5:30 AM: BG 80, breakfast, PureFit + small banana, calculated bolus to bring BG to 160, 1.1 U insulin given 1U:17g insulin:carb ratio, 70mg/dL:1U correction factor.
7:23 AM: BG 302, 0.6 U, trying not to overreact; I didn't want too much insulin on board right before a really hard race effort.
8:11 AM: BG 289; hungry, ate 25 g carbs
8:36 AM: BG 345; somehow was hoping to get away with 25 g carbs & no insulin?? 40 min before race start, took another 0.5 U
8:55 AM: BG 359
9:09 AM: BG 372, 0.5 U. Yuck, not a good place to be.
9:15 AM: race start

For the first ~70 minutes, I drank water only. Once I started to feel hungry and could feel the BG coming down, I started eating a GU every 45 minutes and alternating Vitalyte and water. I finished with a BG of 169. Basal rate started at 0.55 and went to 0.45 a couple hours in. I was really sloppy with my hydration and only drank 1 1/2 bottles. I forgot how race anticipation can really drive the blood sugar up before a race. Usually I have to increase my morning basal rates race day but hadn't really established a routine for road races yet.
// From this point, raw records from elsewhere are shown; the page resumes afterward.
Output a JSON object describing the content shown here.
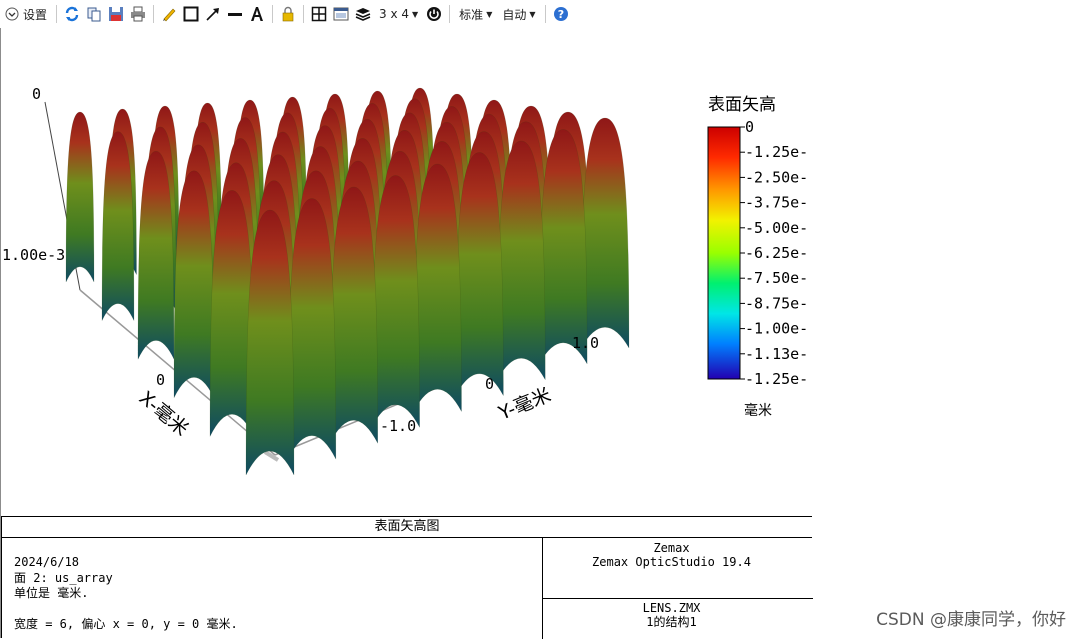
{
  "toolbar": {
    "settings_label": "设置",
    "layout_label": "3 x 4",
    "standard_label": "标准",
    "auto_label": "自动"
  },
  "chart_data": {
    "type": "surface",
    "title": "",
    "z_axis_label": "0",
    "z_axis_tick": "1.00e-3",
    "x_axis_label": "X-毫米",
    "x_ticks": [
      "0"
    ],
    "y_axis_label": "Y-毫米",
    "y_ticks": [
      "-1.0",
      "0",
      "1.0"
    ],
    "colorbar": {
      "title": "表面矢高",
      "unit": "毫米",
      "ticks": [
        "0",
        "-1.25e-",
        "-2.50e-",
        "-3.75e-",
        "-5.00e-",
        "-6.25e-",
        "-7.50e-",
        "-8.75e-",
        "-1.00e-",
        "-1.13e-",
        "-1.25e-"
      ],
      "colors": [
        "#cc0000",
        "#ff3300",
        "#ff9900",
        "#ffff00",
        "#66ff00",
        "#00ff66",
        "#00ffff",
        "#0099ff",
        "#3300ff",
        "#1a00b3"
      ]
    },
    "surface_colors": [
      "#9b1b1b",
      "#4f8a1b",
      "#0f4d66"
    ]
  },
  "info": {
    "title": "表面矢高图",
    "date": "2024/6/18",
    "surface": "面 2: us_array",
    "units": "单位是 毫米.",
    "width": "宽度 = 6, 偏心 x = 0, y = 0 毫米.",
    "company": "Zemax",
    "product": "Zemax OpticStudio 19.4",
    "file": "LENS.ZMX",
    "config": "1的结构1"
  },
  "watermark": "CSDN @康康同学，你好"
}
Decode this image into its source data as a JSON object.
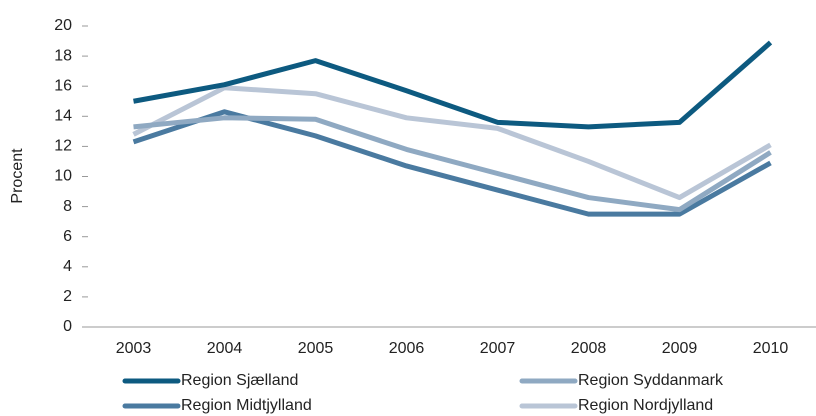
{
  "chart_data": {
    "type": "line",
    "y_label": "Procent",
    "categories": [
      "2003",
      "2004",
      "2005",
      "2006",
      "2007",
      "2008",
      "2009",
      "2010"
    ],
    "series": [
      {
        "name": "Region Sjælland",
        "color": "#0d5a80",
        "values": [
          15.0,
          16.1,
          17.7,
          15.7,
          13.6,
          13.3,
          13.6,
          18.9
        ]
      },
      {
        "name": "Region Syddanmark",
        "color": "#8fa9c2",
        "values": [
          13.3,
          13.9,
          13.8,
          11.8,
          10.2,
          8.6,
          7.8,
          11.6
        ]
      },
      {
        "name": "Region Midtjylland",
        "color": "#4a7aa0",
        "values": [
          12.3,
          14.3,
          12.7,
          10.7,
          9.1,
          7.5,
          7.5,
          10.9
        ]
      },
      {
        "name": "Region Nordjylland",
        "color": "#b9c5d6",
        "values": [
          12.8,
          15.9,
          15.5,
          13.9,
          13.2,
          11.0,
          8.6,
          12.1
        ]
      }
    ],
    "ylim": [
      0,
      20
    ],
    "yticks": [
      0,
      2,
      4,
      6,
      8,
      10,
      12,
      14,
      16,
      18,
      20
    ],
    "grid": false,
    "legend": "bottom"
  }
}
What went right: I made it to the race, thanks to a lot of help. I was able to ride, even if briefly, with the pack; I could feel what it is like to be in that situation again. I figured out how to deal with my crappy mechanical situation so that I could at least finish. I dealt with bad pre-race BGs and felt okay BG-wise for most of the race. I took a few moments here and there to remind myself, "I do this because I enjoy it." Pre-riding the course was very helpful, especially considering my mechanical issues.

What would be good for next time : Think through BG management better. Continue to work on my fitness/rehab goals so that at some point in the future, I can stay with more Cat 4's. Go to more group training events where I can practice some racing skills and get more comfortable with that.